We have a subscription to The Sun magazine. It’s an ad-free literary magazine with an interview with a (usually) political or spiritual “expert,” fiction, memoirs and essays and a themed section of short anecdotes submitted by numerous readers. As someone who doesn’t read a lot, this magazine is much to my liking and pacing.

This is where we discovered the magic of mushroom growing.

The Sun had an article by Derrick Jensen who talked about the influence that Paul Stamets book, Mycellium Running had on him. Having discovered how many different kinds of mushrooms there were and enjoyed the expensive and fleeting flavor of the morel, this article intrigued my husband, Chris. He decided to grow them as we conveniently had just cut down a small 6-inch norway maple (weed) tree and so we had some logs that were perfect for some experimental ‘shroom growing. This book, and the author, are amazing in the expertise and information about mushrooms. The book is a comprehensive guide–from history and biology, growing and properties of mushrooms. Stamets brings about the philosophy that fungi are everywhere and they are an critical and integral part of the ecosystem. In fact, the largest living organism is thought to be a mycellia growing in Oregon that covers 2,200 acres.

Fungi and mycellium are large interconnected organisms that can be toxins, break down heavy metals and oils, remediate the soil, and are known for their medicinal properties.

So Chris ordered some shitake and oyster mycellium plugs from Stamets’ site (Fungi.com) and set to work drilling holes in the logs, plugging them with the spores (they come innoculated on short wooden dowels) and sealing them with wax. Shitake and oyster mushrooms are supposed to be the easiest to grow, with the morel being near impossible (or under patent). We were hoping to see a crop in six to eight months. Like a pet, he watered them (mostly) and tried to keep them from drying out (mostly). This proved difficult as we discovered that logs are a long-term mushroom solution (a hardwood at that) and that bugs really like mushrooms!
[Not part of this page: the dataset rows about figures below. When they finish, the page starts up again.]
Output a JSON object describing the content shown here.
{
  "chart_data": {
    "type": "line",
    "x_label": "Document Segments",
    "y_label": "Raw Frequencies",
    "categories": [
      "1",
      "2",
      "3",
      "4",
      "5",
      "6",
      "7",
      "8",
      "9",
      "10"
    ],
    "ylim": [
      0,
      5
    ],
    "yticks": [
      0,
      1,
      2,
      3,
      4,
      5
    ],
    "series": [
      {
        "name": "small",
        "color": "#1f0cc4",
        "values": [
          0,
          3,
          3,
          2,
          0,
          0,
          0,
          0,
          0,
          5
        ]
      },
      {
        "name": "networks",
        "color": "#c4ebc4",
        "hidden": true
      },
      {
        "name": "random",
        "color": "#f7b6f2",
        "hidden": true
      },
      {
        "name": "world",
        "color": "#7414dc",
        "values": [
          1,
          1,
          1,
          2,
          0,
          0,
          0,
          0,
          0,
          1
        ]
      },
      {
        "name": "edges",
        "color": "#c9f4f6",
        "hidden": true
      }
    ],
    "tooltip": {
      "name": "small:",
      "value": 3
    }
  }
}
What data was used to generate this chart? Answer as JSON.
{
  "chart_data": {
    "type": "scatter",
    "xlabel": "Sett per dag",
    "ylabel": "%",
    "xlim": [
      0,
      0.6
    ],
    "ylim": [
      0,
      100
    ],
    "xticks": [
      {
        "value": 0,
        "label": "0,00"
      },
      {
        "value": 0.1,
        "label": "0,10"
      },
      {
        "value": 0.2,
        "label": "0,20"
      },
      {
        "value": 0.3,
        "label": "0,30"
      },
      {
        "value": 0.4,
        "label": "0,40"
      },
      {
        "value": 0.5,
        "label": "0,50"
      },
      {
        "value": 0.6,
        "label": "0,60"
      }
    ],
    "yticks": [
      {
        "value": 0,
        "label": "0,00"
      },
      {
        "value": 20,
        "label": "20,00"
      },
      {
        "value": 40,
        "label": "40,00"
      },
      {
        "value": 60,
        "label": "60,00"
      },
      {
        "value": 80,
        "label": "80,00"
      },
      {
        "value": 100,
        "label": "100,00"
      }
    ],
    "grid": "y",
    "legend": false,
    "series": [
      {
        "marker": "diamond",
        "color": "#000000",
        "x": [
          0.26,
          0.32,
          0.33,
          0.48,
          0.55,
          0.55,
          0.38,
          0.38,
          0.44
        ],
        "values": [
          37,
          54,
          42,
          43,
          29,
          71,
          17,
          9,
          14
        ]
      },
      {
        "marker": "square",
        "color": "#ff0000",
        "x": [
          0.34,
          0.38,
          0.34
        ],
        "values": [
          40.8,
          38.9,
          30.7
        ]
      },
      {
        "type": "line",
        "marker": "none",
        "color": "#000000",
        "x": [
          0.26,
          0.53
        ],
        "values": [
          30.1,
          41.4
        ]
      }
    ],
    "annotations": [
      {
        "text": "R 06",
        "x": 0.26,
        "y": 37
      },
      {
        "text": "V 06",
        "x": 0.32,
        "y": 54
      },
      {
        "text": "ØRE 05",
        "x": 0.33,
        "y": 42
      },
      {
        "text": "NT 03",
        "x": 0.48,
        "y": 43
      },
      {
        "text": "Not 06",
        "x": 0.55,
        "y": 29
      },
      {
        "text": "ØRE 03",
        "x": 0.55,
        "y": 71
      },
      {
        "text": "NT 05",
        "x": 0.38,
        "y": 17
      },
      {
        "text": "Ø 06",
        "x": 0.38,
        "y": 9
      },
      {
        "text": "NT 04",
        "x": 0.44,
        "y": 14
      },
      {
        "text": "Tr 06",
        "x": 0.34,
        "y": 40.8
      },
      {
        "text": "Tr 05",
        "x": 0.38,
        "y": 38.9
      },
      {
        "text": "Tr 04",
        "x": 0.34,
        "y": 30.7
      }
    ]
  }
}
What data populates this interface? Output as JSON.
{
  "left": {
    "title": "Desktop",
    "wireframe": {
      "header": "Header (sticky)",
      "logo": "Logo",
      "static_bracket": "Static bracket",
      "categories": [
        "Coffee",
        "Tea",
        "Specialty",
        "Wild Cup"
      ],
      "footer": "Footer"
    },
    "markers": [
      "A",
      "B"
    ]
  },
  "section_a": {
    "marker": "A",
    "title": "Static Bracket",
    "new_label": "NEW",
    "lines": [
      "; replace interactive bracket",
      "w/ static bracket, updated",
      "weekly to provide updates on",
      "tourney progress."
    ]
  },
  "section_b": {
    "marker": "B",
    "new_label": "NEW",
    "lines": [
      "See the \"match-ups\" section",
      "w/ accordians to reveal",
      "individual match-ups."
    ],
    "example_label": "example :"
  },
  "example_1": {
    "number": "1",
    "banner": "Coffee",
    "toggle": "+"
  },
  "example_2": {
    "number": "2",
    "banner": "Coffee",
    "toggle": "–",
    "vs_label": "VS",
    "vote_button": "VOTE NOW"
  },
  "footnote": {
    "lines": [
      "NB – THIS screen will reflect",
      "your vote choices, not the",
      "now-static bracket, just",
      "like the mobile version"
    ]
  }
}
A year later, we didn’t really have much. We did have minor success with the shitakes and actually were able to get a couple to fruit and bloom into full mushrooms and I have to say they were richer flavored and firmer than any shitake I have ever purchased. Maybe I’m just saying that b/c it took so damn long, but it was amazing to watch them grow as they seemed to grow overnight.

I would say that if you were going to grow mushrooms to eat and as a crop, that you would need to probably have to control your environment as much as possible and not leave your mycellia to the mercy of mother nature. This would mean growing in sawdust or straw in a controlled environment such as a basement. The mushroom plugs are still active and maybe in five or 10 years, I’ll be able to report back and tell you that the logs have been broken down by them. We do have a basement experiment of some bluefoots that we are growing from some that I purchased to eat. I’m a little skeptical, but you never know!